Many modern editions (including, for example, the Oxford edition) instead render this line as: “Now is the wall down between the two neighbors.” In doing so, they are imitating a line Bottom has later in the scene, when he says, “No, I assure you, the wall is down that parted their fathers.” Is that right? I dunno. It certainly sounds more plausible to me than “mural”. On the other hand, it has a significant influence on Bottom’s line — so if it isn’t right, the impact is felt beyond this single line…”

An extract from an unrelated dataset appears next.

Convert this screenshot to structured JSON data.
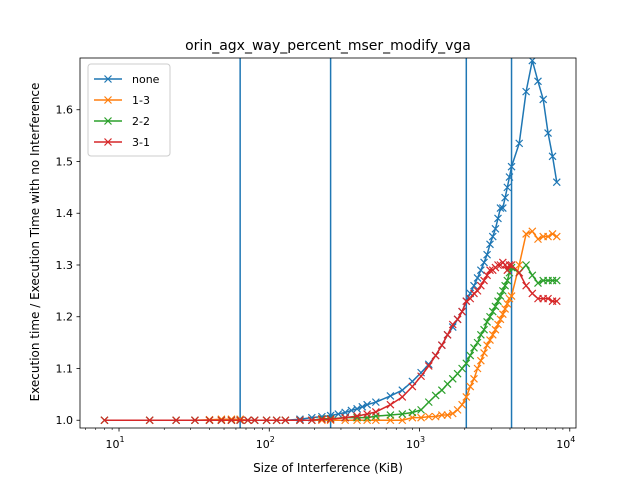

From the STIFTUNG BERLINER MAUER website:
“…At the CSCE conference in Helsinki in 1975, the SED agreed in principle, albeit without wanting to admit it, to the rights of people to move freely and enjoy freedom of travel. Afterwards, more and more GDR citizens submitted applications to immigrate permanently to West Germany. An opposition movement also developed in the 1980s that expressed pointed criticism of the political and social conditions in the GDR. The general public, angered by environmental pollution and economic stagnation, turned away from the SED state. Similar developments were taking place in other Eastern Bloc countries, such as Poland, where the independent trade union Solidarność achieved national recognition in November 1980. After Mikhail Gorbachev became General Secretary of the Communist Party in the Soviet Union in 1985, the political situation in the Eastern Bloc slowly began to change. Gorbachev introduced internal political reforms to solve serious economic and social problems. In 1988 he abandoned the Brezhnev Doctrine, a central political principle of Soviet foreign policy that demanded limited sovereignty of the Warsaw Pact nations. This change allowed the Eastern Bloc states to set their own national policies. Hungary’s shift towards the West led it to demonstratively dismantle its border fence on May 2, 1989. The first hole was made in the “Iron Curtain.”
The SED was not interested in adopting the Soviet Union’s reform course in the GDR. But the country’s growing protest movement and the migration wave to the West in the late 1980s brought the dictatorship to an end in 1989. The SED had been compelled to make concessions, such as opening up travel to its citizens. When a new travel law was mistakenly announced on November 9, 1989, crowds rushed to the border, which was opened under the onslaught of so many people. The fall of the Wall led to the ultimate collapse of the GDR.
The demolition of the Wall began soon after the border opened. So-called “wall peckers” broke off pieces of concrete as souvenirs. New border crossings were created, leaving behind large gaps in the Wall. Border soldiers began dismantling the signal fence and other border obstacles. Both the GDR government and the border troops began thinking about ways of marketing the Wall. Pieces of the Wall were sold all over the world.
In June 1990 the systematic dismantling of the border grounds began at Ackerstrasse, between the districts of Wedding (West Berlin) and Mitte (former East Berlin), and was basically finished by the year’s end. The East Berlin magistrate placed the first sections of the Wall, including the section on Bernauer Strasse, under protection as a historical monument in 1990.”